What is wrong with my derivation of Jordan normal form?

174 Views Asked by At

EDIT: A key error in my working is that it allows $M$ to be singular! I tried to solve $AM=MJ$, not realising that $M^{-1}AM=J$ requires $M^{-1}$ to exist and be completely linearly independent!

OP: Reading Wikipedia, I saw examples of JNF but did not see a clear explanation for why it works, so I attempted to show it to myself - and I thought I had proven it, until I read this post on MSE, which claimed that the only way to express the matrix in JNF was with a very specific block count, and block size - the number of blocks with a certain eigenvalue $\lambda$ must apparently be the nullity of $A-\lambda I$, which clashes entirely with my "understanding" of why JNF works.

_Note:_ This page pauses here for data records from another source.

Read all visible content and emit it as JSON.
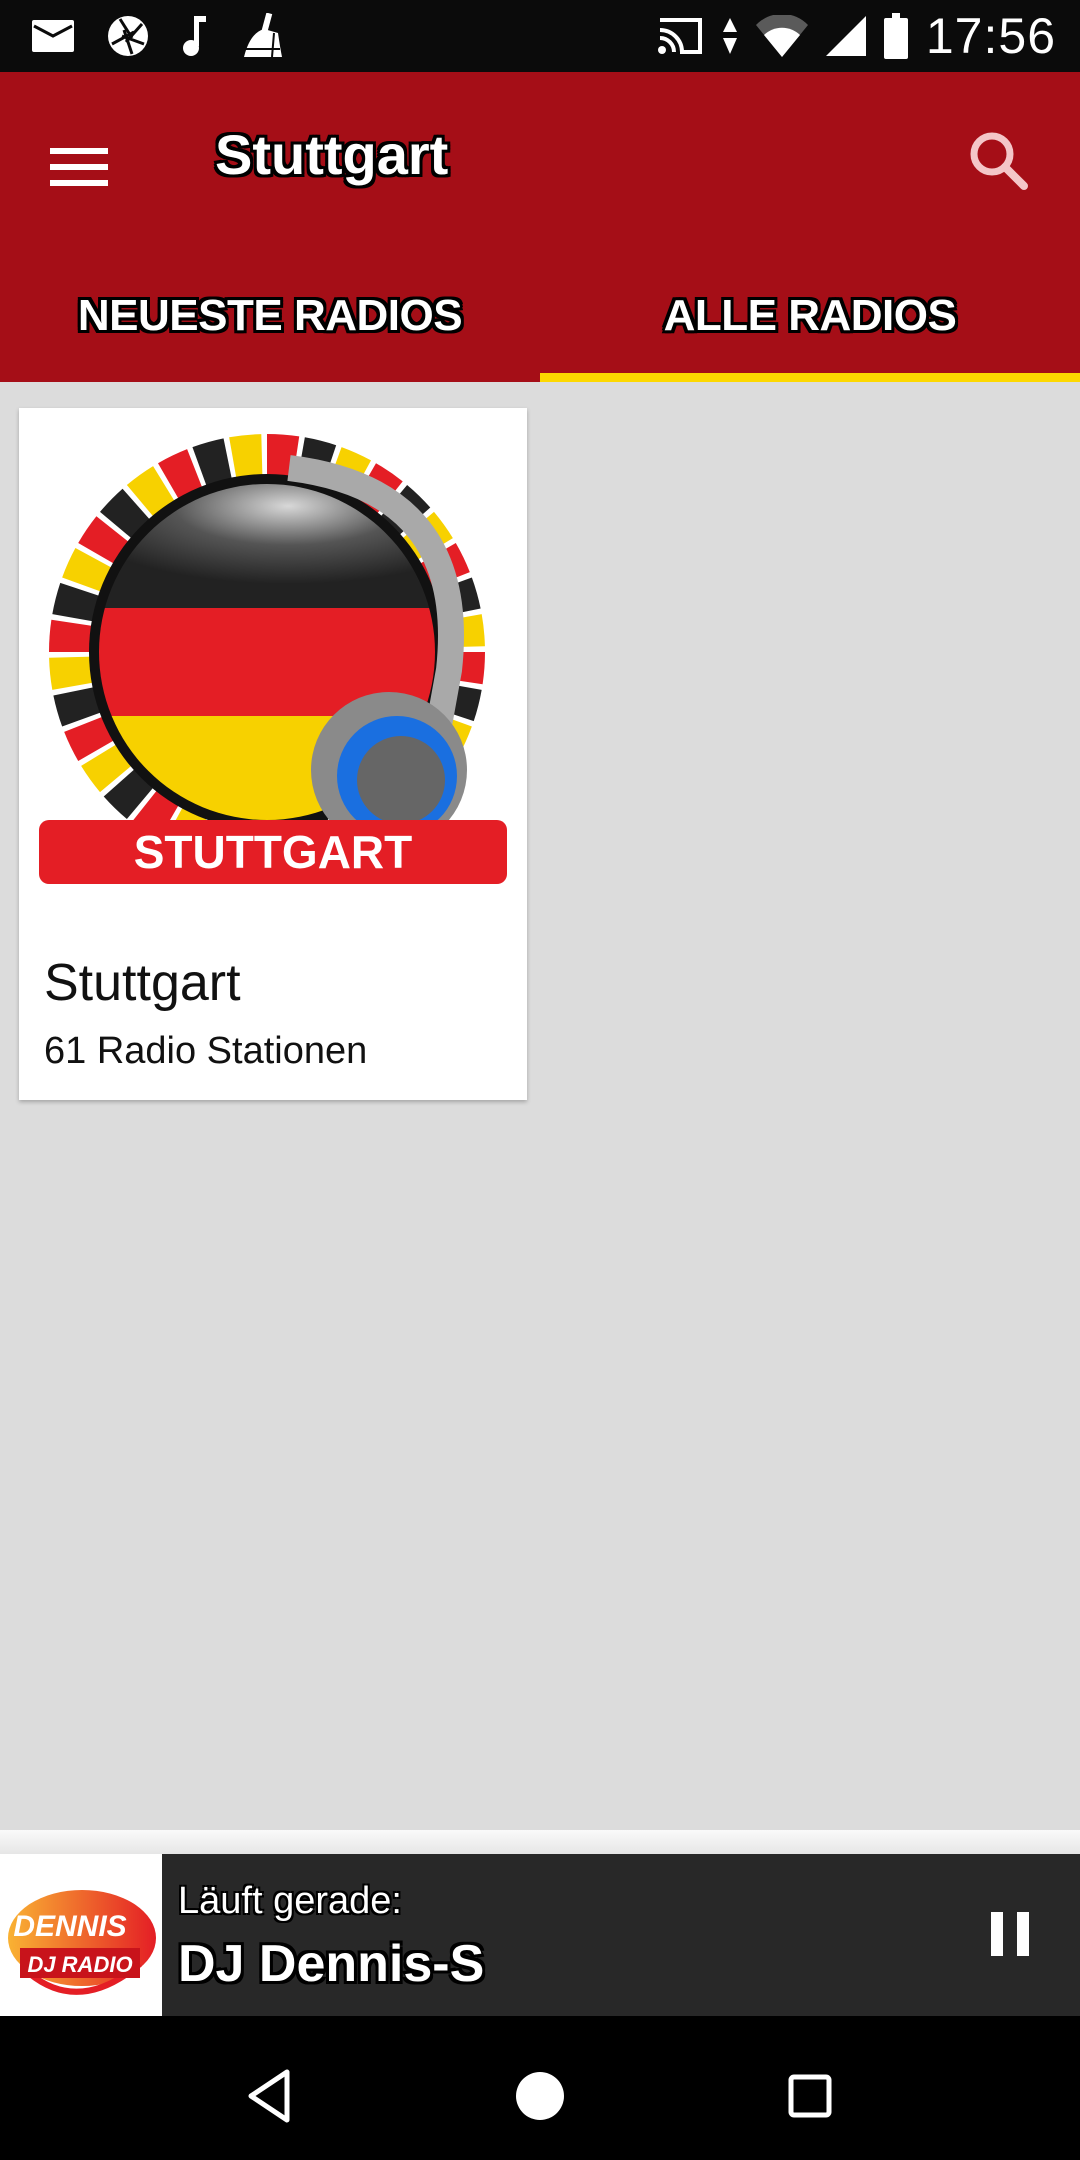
{
  "status_bar": {
    "time": "17:56",
    "left_icons": [
      "mail-icon",
      "camera-aperture-icon",
      "music-note-icon",
      "broom-icon"
    ],
    "right_icons": [
      "cast-icon",
      "data-arrows-icon",
      "wifi-icon",
      "cell-signal-icon",
      "battery-icon"
    ]
  },
  "app_bar": {
    "title": "Stuttgart",
    "menu_icon": "hamburger-menu-icon",
    "search_icon": "search-icon",
    "background_color": "#a50e17"
  },
  "tabs": [
    {
      "label": "NEUESTE RADIOS",
      "active": false
    },
    {
      "label": "ALLE RADIOS",
      "active": true
    }
  ],
  "tab_indicator_color": "#fdd800",
  "cards": [
    {
      "image_label": "STUTTGART",
      "title": "Stuttgart",
      "subtitle": "61 Radio Stationen"
    }
  ],
  "player": {
    "label": "Läuft gerade:",
    "station": "DJ Dennis-S",
    "logo_line1": "DENNIS",
    "logo_line2": "DJ RADIO",
    "control_icon": "pause-icon"
  },
  "nav_bar": {
    "buttons": [
      "back-icon",
      "home-icon",
      "recents-icon"
    ]
  }
}
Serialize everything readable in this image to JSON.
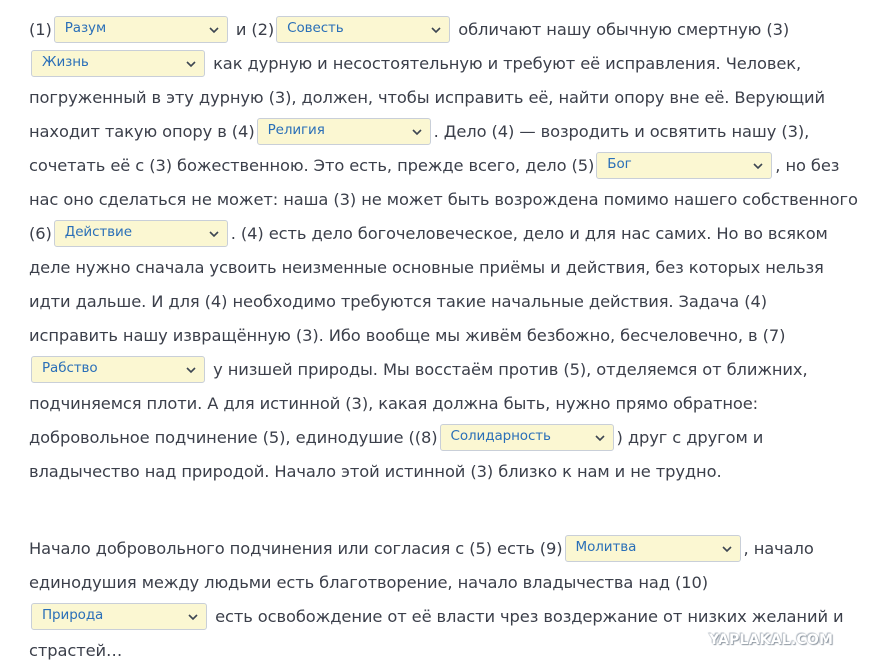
{
  "paragraph1": {
    "t1": "(1)",
    "t2": "и (2)",
    "t3": "обличают нашу обычную смертную",
    "t4": "(3)",
    "t5": "как дурную и несостоятельную и требуют её исправления. Человек, погруженный в эту дурную (3), должен, чтобы исправить её, найти опору вне её. Верующий находит такую опору в (4)",
    "t6": ". Дело (4) — возродить и освятить нашу (3), сочетать её с (3) божественною. Это есть, прежде всего, дело",
    "t7": "(5)",
    "t8": ", но без нас оно сделаться не может: наша (3) не может быть возрождена помимо нашего собственного (6)",
    "t9": ". (4) есть дело богочеловеческое, дело и для нас самих. Но во всяком деле нужно сначала усвоить неизменные основные приёмы и действия, без которых нельзя идти дальше. И для (4) необходимо требуются такие начальные действия. Задача (4) исправить нашу извращённую (3). Ибо вообще мы живём безбожно, бесчеловечно, в",
    "t10": "(7)",
    "t11": "у низшей природы. Мы восстаём против (5), отделяемся от ближних, подчиняемся плоти. А для истинной (3), какая должна быть, нужно прямо обратное: добровольное подчинение (5), единодушие ((8)",
    "t12": ") друг с другом и владычество над природой. Начало этой истинной (3) близко к нам и не трудно."
  },
  "paragraph2": {
    "t1": "Начало добровольного подчинения или согласия с (5) есть (9)",
    "t2": ", начало единодушия между людьми есть благотворение, начало владычества над",
    "t3": "(10)",
    "t4": "есть освобождение от её власти чрез воздержание от низких желаний и страстей…"
  },
  "dropdowns": {
    "d1": "Разум",
    "d2": "Совесть",
    "d3": "Жизнь",
    "d4": "Религия",
    "d5": "Бог",
    "d6": "Действие",
    "d7": "Рабство",
    "d8": "Солидарность",
    "d9": "Молитва",
    "d10": "Природа"
  },
  "dropdown_icon": "chevron-down-icon",
  "watermark": "YAPLAKAL.COM",
  "colors": {
    "text": "#3b3f4a",
    "dropdown_bg": "#fbf7d2",
    "dropdown_border": "#c9cfd8",
    "dropdown_text": "#2a6fb8"
  }
}
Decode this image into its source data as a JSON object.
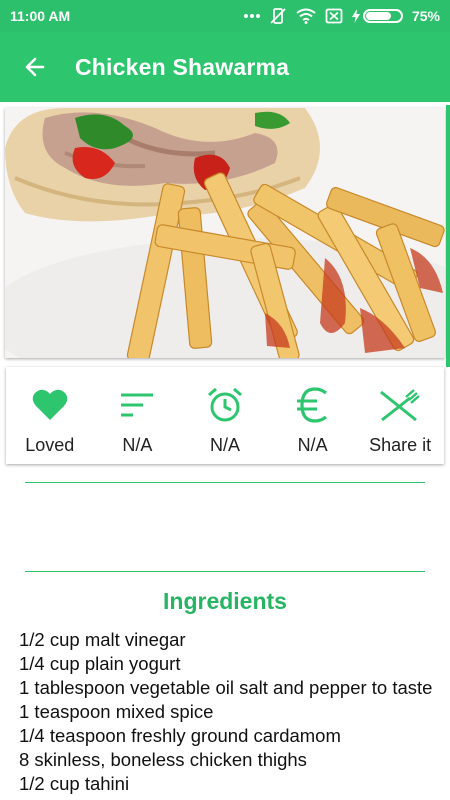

$A\in M_{n\times n}$ can be written in JNF by $M^{-1}AM=J\implies AM=MJ$, where $M$ is the "modal" matrix, and $J$ is the JNF of $A$. Wikipedia's example constructed the JNF by calculating the eigenvectors and generalised eigenvectors, creating Jordan chains of such vectors, and grouping the chains in correspondence with the Jordan blocks. My erroneous "proof" went as follows:

For convenience, let the matrix $B=A-\lambda I$. Let the Jordan chain of some such eigenvalue $\lambda$, for which the generalised eigenvector is of rank $m$, be written $\mathfrak{Ch}(\lambda)=\{x_m,x_{m-1},\dots,x_1\}$, and let $\mathfrak{Ch}_i(\lambda)=x_i$ in the chain, where all the $x_i$ are related by $B^mx_m=0;x_1=B^{m-1}x_m\neq0;x_{i}=Bx_{i+1}$. $J=\bigoplus_{i=1}^n J_k(\lambda_i)$, where $\lambda_i$ is the relevant eigenvalue depending on your chosen order of constructing $J$, and $k$ is the size of the relevant Jordan block, depending on $i$. $M$ is constructed (I thought) by using, as its column vectors, any series of vectors from $\mathfrak{Ch}(\lambda_i)$, such that the eigenvalue $\lambda_i$ in that section of $M$ corresponds with the Jordan block in $J$.

The product $MJ$ is expressible in the form of a sequence of column vectors $c_i$. Letting the Jordan block corresponding to that column $i$ have a relative index $k$ to represent the $k$th column of the Jordan block and also to represent the $k$th column in the series of chain-vectors in $M$ (as they must correspond - I think!):

Since the Jordan block at some column $k$ has the form $\begin{pmatrix}\lambda\\0\\0\\\vdots\end{pmatrix}$,$\begin{pmatrix}1\\\lambda\\0\\\vdots\end{pmatrix}$ or $\begin{pmatrix}\vdots\\0\\1\\\lambda\\\vdots\end{pmatrix}$ the product for $c_i$ evaluates to $\mathfrak{Ch}_{k-1}(\lambda)+\lambda\cdot\mathfrak{Ch}_k(\lambda)$, defining "$\mathfrak{Ch}_0(\lambda)$" to be zero to account for the case $k=1$, where there is no trailing one in the Jordan block to catch the previous column of $M$ in the product. By the chain identities above, $\mathfrak{Ch}_{k-1}(\lambda)+\lambda\cdot\mathfrak{Ch}_k(\lambda)=B\times\mathfrak{Ch}_k(\lambda)+\lambda I\times\mathfrak{Ch}_k(\lambda))=(B+\lambda I)\times\mathfrak{Ch}_k(\lambda)=A\times\mathfrak{Ch}_k(\lambda)$, which I believe is precisely the product in the column $i$ of $AM$, therefore asserting $MJ=AM$ to be true when (and I'd have thought only when) $M, J$ are constructed as I've described.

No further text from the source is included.